(Foto: El Espectador)
(Foto: El Espectador)
Ricardo Montoya

Sí, ya sé lo que me van a decir pero, la verdad, yo no entiendo toda esta histeria colectiva que se ha despertado en la gente y en las redes sociales, porque una revista, “El Gráfico”, ha cumplido su ciclo. No es que yo sea irrespetuoso, pero eso de bautizarla como ‘la biblia del deporte’ me pareció siempre una analogía desmedida. Y no es que la haya leído con poca frecuencia, que no me haya emocionado con varias de sus notas, o que no le reconozca su valor histórico (así nomás ningún medio se acerca al centenario), pero convengamos en que les jalaba mucho el corazón y perdían habitualmente la mentada objetividad de los periodistas serios. Además, digámoslo con todas su letras, así como eran rigurosos en la investigación y cubrían todos los rubros del deporte, también fabricaban ídolos que no daban la talla.

Por ejemplo, alguna vez capitaneados por Hugo Maradona, hermano de Diego, los jóvenes albicelestes, ganaron un Sudamericano Sub 15, y en la tapa junto a la fotografía del equipo, titularon: “Benditos sean, pibes”. Una inaceptable exageración.

A quien sí le ha afectado el cierre de la revista es a mi viejo. Todavía recuerda que de niño aprendió a leer para poder entender lo que allí se escribía. Mi abuelo la compraba siempre. La edición llegaba a Lima con una semana de retraso, y mi papá, embobado, observaba allá por los setenta las fotos en blanco y negro de un jugador de Boca que se apellidaba Mastrángelo. Como él todavía no sabía leer, le tenía que pedir a sus hermanos mayores que le descifraran el enigma. Con el correr del tiempo, y hartos de contarle qué era lo que estaba escrito debajo de esas fotos impresionantes, en las que el goleador proclamaba su espíritu en la canchas, sus hermanos le dijeron que ya iba siendo hora de que lo hiciese por sí solo. Así fue como aprendió a leer.
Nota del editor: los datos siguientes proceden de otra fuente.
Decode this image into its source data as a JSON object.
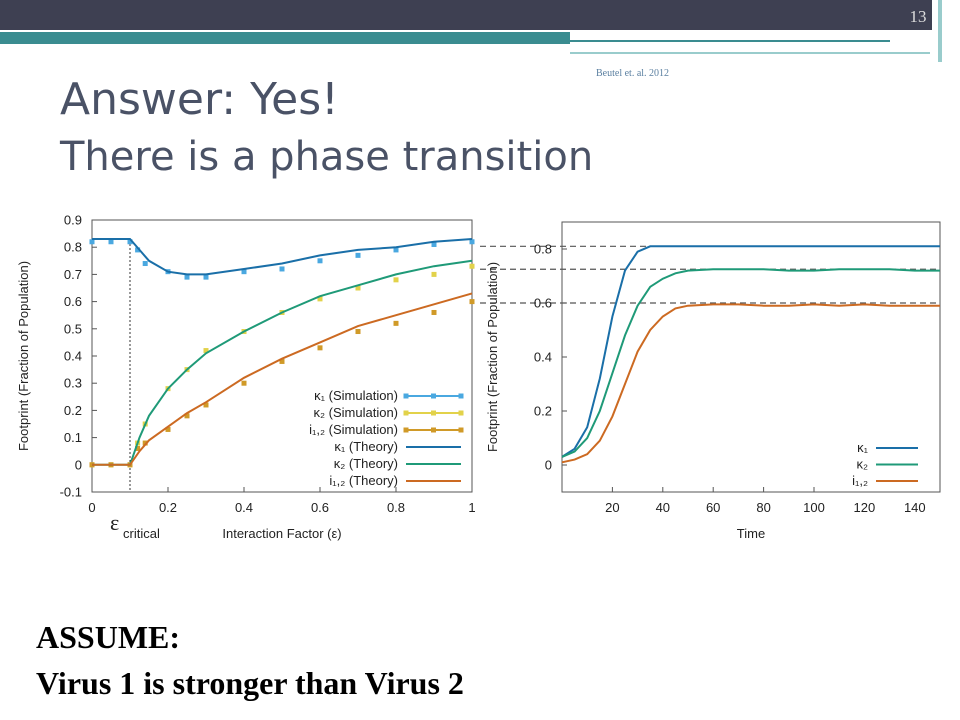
{
  "slide": {
    "number": "13",
    "citation": "Beutel et. al. 2012",
    "title": "Answer: Yes!",
    "subtitle": "There is a phase transition",
    "assume": "ASSUME:",
    "statement": "Virus 1 is stronger than Virus 2"
  },
  "chart_data": [
    {
      "type": "line",
      "x_label": "Interaction Factor (ε)",
      "y_label": "Footprint (Fraction of Population)",
      "xlim": [
        0,
        1
      ],
      "xticks": [
        0,
        0.2,
        0.4,
        0.6,
        0.8,
        1
      ],
      "ylim": [
        -0.1,
        0.9
      ],
      "yticks": [
        -0.1,
        0,
        0.1,
        0.2,
        0.3,
        0.4,
        0.5,
        0.6,
        0.7,
        0.8,
        0.9
      ],
      "legend": "bottom-right",
      "annotations": [
        {
          "x": 0.1,
          "text": "ε",
          "subscript": "critical"
        }
      ],
      "series": [
        {
          "name": "κ₁ (Simulation)",
          "color": "#4aa8e0",
          "mode": "markers",
          "x": [
            0,
            0.05,
            0.1,
            0.12,
            0.14,
            0.2,
            0.25,
            0.3,
            0.4,
            0.5,
            0.6,
            0.7,
            0.8,
            0.9,
            1
          ],
          "values": [
            0.82,
            0.82,
            0.82,
            0.79,
            0.74,
            0.71,
            0.69,
            0.69,
            0.71,
            0.72,
            0.75,
            0.77,
            0.79,
            0.81,
            0.82
          ]
        },
        {
          "name": "κ₂ (Simulation)",
          "color": "#e2d24a",
          "mode": "markers",
          "x": [
            0,
            0.05,
            0.1,
            0.12,
            0.14,
            0.2,
            0.25,
            0.3,
            0.4,
            0.5,
            0.6,
            0.7,
            0.8,
            0.9,
            1
          ],
          "values": [
            0,
            0,
            0,
            0.08,
            0.15,
            0.28,
            0.35,
            0.42,
            0.49,
            0.56,
            0.61,
            0.65,
            0.68,
            0.7,
            0.73
          ]
        },
        {
          "name": "i₁,₂ (Simulation)",
          "color": "#d09a28",
          "mode": "markers",
          "x": [
            0,
            0.05,
            0.1,
            0.12,
            0.14,
            0.2,
            0.25,
            0.3,
            0.4,
            0.5,
            0.6,
            0.7,
            0.8,
            0.9,
            1
          ],
          "values": [
            0,
            0,
            0,
            0.06,
            0.08,
            0.13,
            0.18,
            0.22,
            0.3,
            0.38,
            0.43,
            0.49,
            0.52,
            0.56,
            0.6
          ]
        },
        {
          "name": "κ₁ (Theory)",
          "color": "#1a6fa8",
          "mode": "lines",
          "x": [
            0,
            0.05,
            0.1,
            0.125,
            0.15,
            0.2,
            0.25,
            0.3,
            0.4,
            0.5,
            0.6,
            0.7,
            0.8,
            0.9,
            1
          ],
          "values": [
            0.83,
            0.83,
            0.83,
            0.79,
            0.75,
            0.71,
            0.7,
            0.7,
            0.72,
            0.74,
            0.77,
            0.79,
            0.8,
            0.82,
            0.83
          ]
        },
        {
          "name": "κ₂ (Theory)",
          "color": "#1f9a78",
          "mode": "lines",
          "x": [
            0,
            0.05,
            0.1,
            0.125,
            0.15,
            0.2,
            0.25,
            0.3,
            0.4,
            0.5,
            0.6,
            0.7,
            0.8,
            0.9,
            1
          ],
          "values": [
            0,
            0,
            0,
            0.1,
            0.18,
            0.28,
            0.35,
            0.41,
            0.49,
            0.56,
            0.62,
            0.66,
            0.7,
            0.73,
            0.75
          ]
        },
        {
          "name": "i₁,₂ (Theory)",
          "color": "#cc6a22",
          "mode": "lines",
          "x": [
            0,
            0.05,
            0.1,
            0.125,
            0.15,
            0.2,
            0.25,
            0.3,
            0.4,
            0.5,
            0.6,
            0.7,
            0.8,
            0.9,
            1
          ],
          "values": [
            0,
            0,
            0,
            0.05,
            0.09,
            0.14,
            0.19,
            0.23,
            0.32,
            0.39,
            0.45,
            0.51,
            0.55,
            0.59,
            0.63
          ]
        }
      ]
    },
    {
      "type": "line",
      "x_label": "Time",
      "y_label": "Footprint (Fraction of Population)",
      "xlim": [
        0,
        150
      ],
      "xticks": [
        20,
        40,
        60,
        80,
        100,
        120,
        140
      ],
      "ylim": [
        -0.1,
        0.9
      ],
      "yticks": [
        0,
        0.2,
        0.4,
        0.6,
        0.8
      ],
      "legend": "bottom-right",
      "hlines": [
        0.81,
        0.725,
        0.6
      ],
      "series": [
        {
          "name": "κ₁",
          "color": "#1a6fa8",
          "mode": "lines",
          "x": [
            0,
            5,
            10,
            15,
            20,
            25,
            30,
            35,
            40,
            45,
            50,
            60,
            70,
            80,
            90,
            100,
            110,
            120,
            130,
            140,
            150
          ],
          "values": [
            0.03,
            0.06,
            0.14,
            0.32,
            0.55,
            0.72,
            0.79,
            0.81,
            0.81,
            0.81,
            0.81,
            0.81,
            0.81,
            0.81,
            0.81,
            0.81,
            0.81,
            0.81,
            0.81,
            0.81,
            0.81
          ]
        },
        {
          "name": "κ₂",
          "color": "#1f9a78",
          "mode": "lines",
          "x": [
            0,
            5,
            10,
            15,
            20,
            25,
            30,
            35,
            40,
            45,
            50,
            60,
            70,
            80,
            90,
            100,
            110,
            120,
            130,
            140,
            150
          ],
          "values": [
            0.03,
            0.05,
            0.1,
            0.2,
            0.34,
            0.48,
            0.59,
            0.66,
            0.69,
            0.71,
            0.72,
            0.725,
            0.725,
            0.725,
            0.72,
            0.72,
            0.725,
            0.725,
            0.725,
            0.72,
            0.72
          ]
        },
        {
          "name": "i₁,₂",
          "color": "#cc6a22",
          "mode": "lines",
          "x": [
            0,
            5,
            10,
            15,
            20,
            25,
            30,
            35,
            40,
            45,
            50,
            60,
            70,
            80,
            90,
            100,
            110,
            120,
            130,
            140,
            150
          ],
          "values": [
            0.01,
            0.02,
            0.04,
            0.09,
            0.18,
            0.3,
            0.42,
            0.5,
            0.55,
            0.58,
            0.59,
            0.595,
            0.595,
            0.59,
            0.59,
            0.595,
            0.59,
            0.595,
            0.59,
            0.59,
            0.59
          ]
        }
      ]
    }
  ]
}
Y hablando de fotos, hay una en especial que recuerdo siempre. Es la mejor de todas las que ha publicado la revista. Una que, aún ahora, cada vez que la veo, se me escarapela la piel. En ella, un hincha sin extremidades se acerca y abraza a dos jugadores que se acaban de consagrar campeones del mundo. ¿Cómo lo hizo? No sé, pero por alguna razón inexplicable los estrechó con alguna parte del cuerpo que no tenía. “El abrazo del alma”, la nombraron. Guiado solo por su intuición artística, el fotógrafo supo capturar la epifanía de aquel instante. Un capo.

En lo otro que tiene razón mi viejo es en que “El Gráfico” poseía una heterodoxia creativa fabulosa. Era una revista de literatura que se ocupaba del deporte y no al revés, como se cree. Por su redacción pasaron cronistas capaces de abismarse tanto ante las tragedias deportivas como de embelesarse frente a los milagros que de vez en cuando nos regalan el fútbol, el boxeo, el tenis, etc. “El Gráfico” no tenía nacionalidad. Le pertenecía al lector que convertía en suya cada historia que se publicaba. Ahí están Ardizzone, Juvenal, ‘El Negro’ Fontanarrosa, Cherquis Bialo, El Veco, Barraza, etc. Todos contadores de historias vinculadas al deporte, todos capaces de conferirle sentido a lo que en apariencia son solo juegos y competencias.

“‘El Gráfico’ no va a cerrar nunca”, ha escrito Peredo en Twitter. Tiene razón. La revista, aunque no se imprima más, va a seguir siendo “El Gráfico”. Para eso existe la memoria deportiva y los anaqueles donde se guardan las revistas de colección a las que se regresa siempre.
Empiezo a entender por qué no me siento tan mal.